Après quelques tentatives (assez molles il faut bien le dire) pour convaincre que « ce serait bien d'avoir la garantie de paiement malgré l'absence de la présentation du PIN », il a été admis que le paiement sans contact ne bénéficierait pas de cette garantie (comme c'est prévu lorsqu'il n'y a pas de signature ou de présentation de PIN). Cette mesure était cohérente avec le fait que pour protéger le porteur, il était nécessaire de limiter les montants pouvant être débités sans présentation de code en cas d'utilisation frauduleuse suite à perte ou vol.

Cela signifie également que tout porteur s'estimant lésé peut se retourner vers sa banque pour se faire rembourser les sommes payées en sans contact et que la banque doit obtempérer. Si maintenant, un porteur joue à ce jeu pour ne pas payer ses paquets de cigarettes, on tombe dans « l'abusif » et c'est une autre histoire.

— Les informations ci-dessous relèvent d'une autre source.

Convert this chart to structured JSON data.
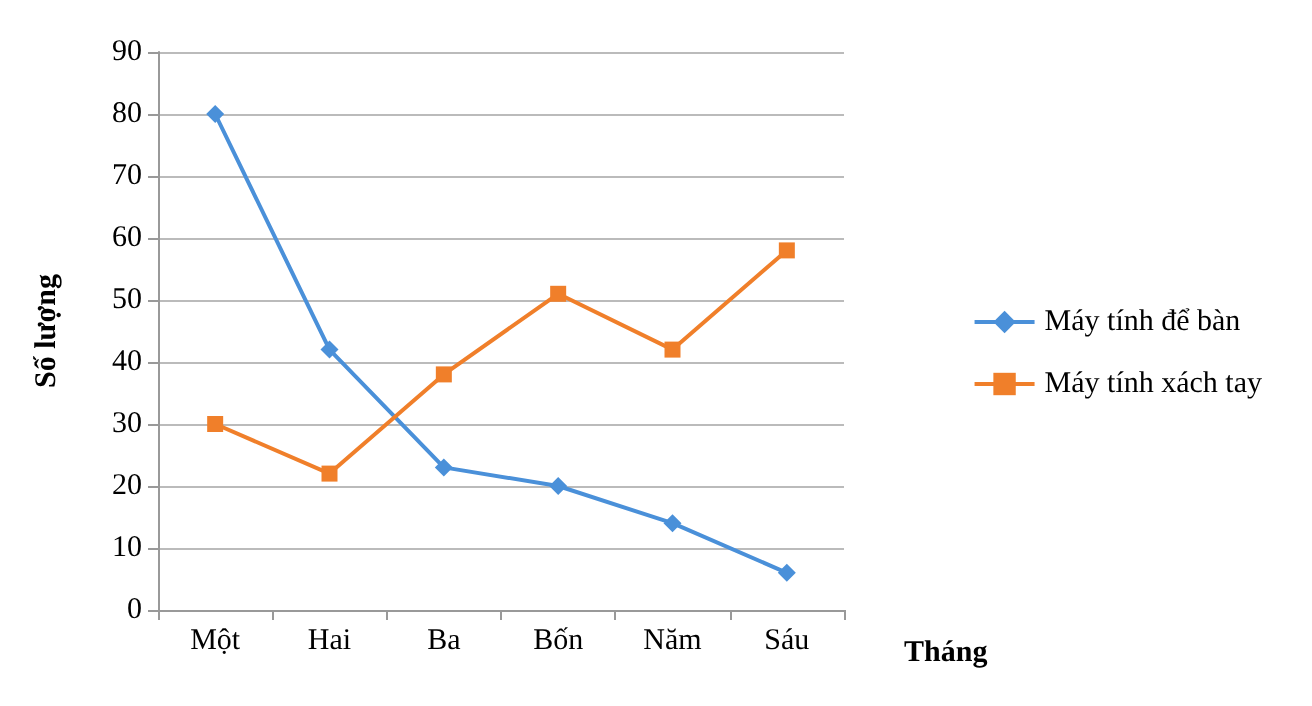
{
  "chart_data": {
    "type": "line",
    "xlabel": "Tháng",
    "ylabel": "Số lượng",
    "categories": [
      "Một",
      "Hai",
      "Ba",
      "Bốn",
      "Năm",
      "Sáu"
    ],
    "series": [
      {
        "name": "Máy tính để bàn",
        "color": "#4a90d9",
        "marker": "diamond",
        "values": [
          80,
          42,
          23,
          20,
          14,
          6
        ]
      },
      {
        "name": "Máy tính xách tay",
        "color": "#f07f2a",
        "marker": "square",
        "values": [
          30,
          22,
          38,
          51,
          42,
          58
        ]
      }
    ],
    "ylim": [
      0,
      90
    ],
    "yticks": [
      0,
      10,
      20,
      30,
      40,
      50,
      60,
      70,
      80,
      90
    ],
    "grid": "y",
    "legend": "right"
  }
}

En France, en 2015, le montant maximum pouvant être débité lors d'un paiement était de 20€ et le paiement cumulé maximum était de 140€ (source Cartes Bancaires). Une fois ce montant cumulé atteint, la carte impose que le paiement qui suit se fasse en mode contact avec présentation du PIN).

Du fait de l'absence constatée de fraude et aussi, de la pandémie du Covid19, ce montant est passé à 50€ en 2020.

Le paiement sans contact consiste donc à remplacer les communications se faisant via des contacts sur la carte par un moyen des communications sans contact se faisant en RF, Infrarouge… En terme réseau, on substitut donc la couche physique (couche 1 du modèle OSI) par une autre. Pour le développeur d'application, cette modification est (presque) transparente. Par exemple, PCCAM fonctionne aussi bien avec des cartes contact qu'avec des cartes sans contact sans modification du logiciel. C'est le lecteur qui se charge de masquer cette différence au logiciel. Par contre, les temps de réponse sont beaucoup plus court en sans contact qu'en contact du fait des débits plus élevés autorisé par le mode sans contact. Pour plus de précisions, voir le chapitre sur le sans contact NFC

On se rappelera que la fonctionnalité sans contact des cartes EMV vient en supplément du mode contact qui reste présent. On utilise pour ce faire des cartes dites « duales ».

Cinématique d'un paiement sans contact

Dans ses grands principes, la cinématique d'un paiement sans contact diffère peu d'un paiement en mode contact. Quelques différences doivent néanmoins être signalées :

En mode contact, le lecteur est averti de la présence physique d'une carte (via un contacteur ou la détection d'une conduction sur les contacts).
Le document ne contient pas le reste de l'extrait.